Research team Principal investigator: Prof. Dr. Susan Armijo-Olivo
Other scientists who will conduct the research:
Marie Marks (B.Sc. M.Sc. cand.) Dr. Ester Castro-Carletti, PhD MSc. PT Cristian Justribo Manion MSc. PT Sabiha Irem Sancaktar Short-term students from Bachelor's, Master's, and Ph.D.
Eligibility
Inclusion Criteria
- Aged 18-70 years.
- Have a diagnosis of migraine established by a headache specialist according to the International Classification of Headache Disorders, 3rd edition (ICHD-3).
- Have experienced migraine symptoms for more than 3 months, with headaches occurring on at least 2 days per month.
- Provide written informed consent before participation.
- Complete a study-specific self-assessment questionnaire based on the ICHD-3 criteria to confirm the migraine diagnosis and classify participants as having episodic or chronic migraine.
Exclusion Criteria
- Other primary or secondary headache disorders.
- Acute neurological diseases or abnormal neurological examination findings.

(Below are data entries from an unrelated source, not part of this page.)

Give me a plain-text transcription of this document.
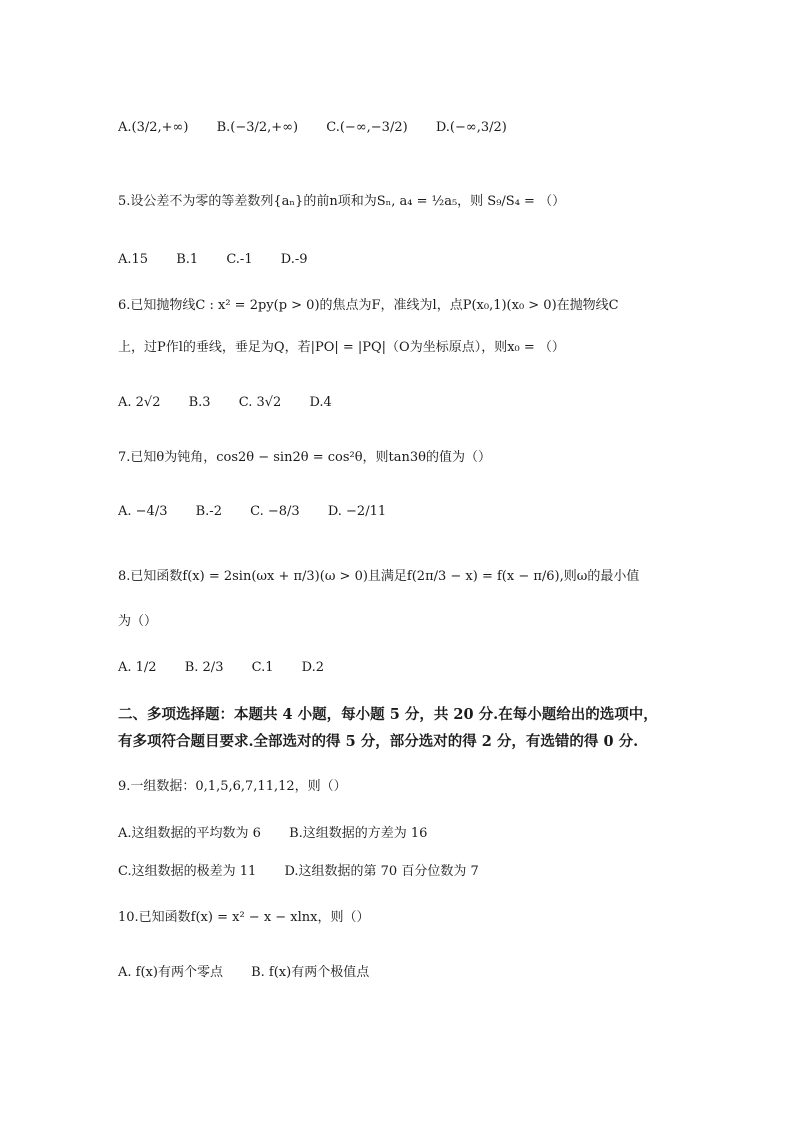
A.(3/2,+∞) B.(−3/2,+∞) C.(−∞,−3/2) D.(−∞,3/2)
5.设公差不为零的等差数列{aₙ}的前n项和为Sₙ, a₄ = ½a₅，则 S₉/S₄ = （）
A.15 B.1 C.-1 D.-9
6.已知抛物线C : x² = 2py(p > 0)的焦点为F，准线为l，点P(x₀,1)(x₀ > 0)在抛物线C
上，过P作l的垂线，垂足为Q，若|PO| = |PQ|（O为坐标原点），则x₀ = （）
A. 2√2 B.3 C. 3√2 D.4
7.已知θ为钝角，cos2θ − sin2θ = cos²θ，则tan3θ的值为（）
A. −4/3 B.-2 C. −8/3 D. −2/11
8.已知函数f(x) = 2sin(ωx + π/3)(ω > 0)且满足f(2π/3 − x) = f(x − π/6),则ω的最小值
为（）
A. 1/2 B. 2/3 C.1 D.2
二、多项选择题：本题共 4 小题，每小题 5 分，共 20 分.在每小题给出的选项中，
有多项符合题目要求.全部选对的得 5 分，部分选对的得 2 分，有选错的得 0 分.
9.一组数据：0,1,5,6,7,11,12，则（）
A.这组数据的平均数为 6 B.这组数据的方差为 16
C.这组数据的极差为 11 D.这组数据的第 70 百分位数为 7
10.已知函数f(x) = x² − x − xlnx，则（）
A. f(x)有两个零点 B. f(x)有两个极值点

- Rheumatic diseases, vascular diseases, cancer, or other serious medical conditions.
- Comorbid chronic pain disorders (e.g., fibromyalgia).
- Diagnosed psychiatric disorders (e.g., major depression or schizophrenia).
- Substance abuse.
- Physiotherapy for headache or neck pain within 3 months before study enrolment.
- Previous surgery involving the jaw, cervical spine, or head.
- Pregnancy.
- Pain not clearly attributable to migraine.
- Inability or unwillingness to provide informed consent.
- There are no restrictions regarding sex, ethnicity, or country of residence.